La production est à l’arrêt ou en voie de l’être au Qatar, en Irak et en offshore aux Émirats Arabes Unis, des zones qui représentent ensemble environ 15 % du volume global extrait par le groupe, selon les informations publiées. Les activités onshore aux Émirats Arabes Unis, qui atteignent environ 210 000 barils par jour pour TotalEnergies, ne sont pour l’heure pas touchées par les tensions.

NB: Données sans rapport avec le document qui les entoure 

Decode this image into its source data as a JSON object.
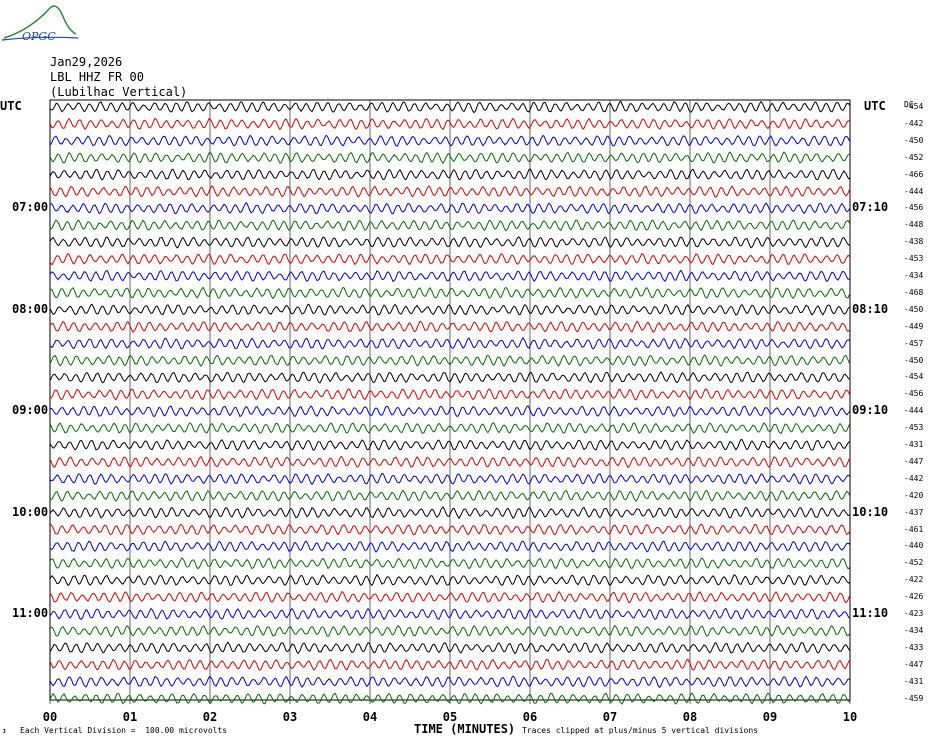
{
  "logo": {
    "text": "OPGC"
  },
  "header": {
    "date": "Jan29,2026",
    "station": "LBL HHZ FR 00",
    "location": "(Lubilhac Vertical)"
  },
  "utc_left": "UTC",
  "utc_right": "UTC",
  "dc_header": "DC",
  "footer": {
    "scale_mark": "↕",
    "scale": "Each Vertical Division =  100.00 microvolts",
    "clip": "Traces clipped at plus/minus 5 vertical divisions",
    "xlabel": "TIME (MINUTES)"
  },
  "chart_data": {
    "type": "line",
    "subtype": "helicorder",
    "xlabel": "TIME (MINUTES)",
    "x_ticks": [
      "00",
      "01",
      "02",
      "03",
      "04",
      "05",
      "06",
      "07",
      "08",
      "09",
      "10"
    ],
    "xlim": [
      0,
      10
    ],
    "trace_count": 36,
    "minutes_per_trace": 10,
    "trace_colors": [
      "#000000",
      "#e00000",
      "#0000e0",
      "#007000"
    ],
    "left_time_labels": [
      {
        "trace": 6,
        "label": "07:00"
      },
      {
        "trace": 12,
        "label": "08:00"
      },
      {
        "trace": 18,
        "label": "09:00"
      },
      {
        "trace": 24,
        "label": "10:00"
      },
      {
        "trace": 30,
        "label": "11:00"
      }
    ],
    "right_time_labels": [
      {
        "trace": 6,
        "label": "07:10"
      },
      {
        "trace": 12,
        "label": "08:10"
      },
      {
        "trace": 18,
        "label": "09:10"
      },
      {
        "trace": 24,
        "label": "10:10"
      },
      {
        "trace": 30,
        "label": "11:10"
      }
    ],
    "dc_offsets": [
      "-454",
      "-442",
      "-450",
      "-452",
      "-466",
      "-444",
      "-456",
      "-448",
      "-438",
      "-453",
      "-434",
      "-468",
      "-450",
      "-449",
      "-457",
      "-450",
      "-454",
      "-456",
      "-444",
      "-453",
      "-431",
      "-447",
      "-442",
      "-420",
      "-437",
      "-461",
      "-440",
      "-452",
      "-422",
      "-426",
      "-423",
      "-434",
      "-433",
      "-447",
      "-431",
      "-459"
    ]
  }
}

Sur le plan financier, ces 15 % de volumes ne pèsent en réalité que 10 % du cash-flow amont du groupe, du fait d’une pression fiscale plus élevée qu’ailleurs dans le portefeuille, ce qui rend le cash-flow par baril de la zone inférieur à la moyenne.
La société indique par ailleurs que la majeure partie de la croissance de ses barils accrétifs est localisée hors de la région en 2026. Dans ce schéma, une hausse du prix du brut compense mécaniquement les volumes perdus au Moyen-Orient. Selon les calculs de TotalEnergies, un relèvement de 8 dollars le baril du Brent suffirait à neutraliser le cash-flow amont attendu en 2026 au titre des actifs irakiens, qataris et offshore émiratis, en référence à un baril à 60 dollars.
Du côté du GNL, la suspension de la production qatarie a jusqu’ici un effet limité sur les activités de trading du groupe avec des volumes concernés s’élevant à environ 2 millions de tonnes prévues pour 2026, l’essentiel du GNL qatari étant commercialisé directement par QatarEnergy. Quant à la raffinerie Satorp, elle continue de tourner normalement et d’approvisionner le marché domestique saoudien.
TotalEnergies a précisé qu’elle suivait de près l’évolution de la situation et s’est engagée à informer le marché en cas de changement notable.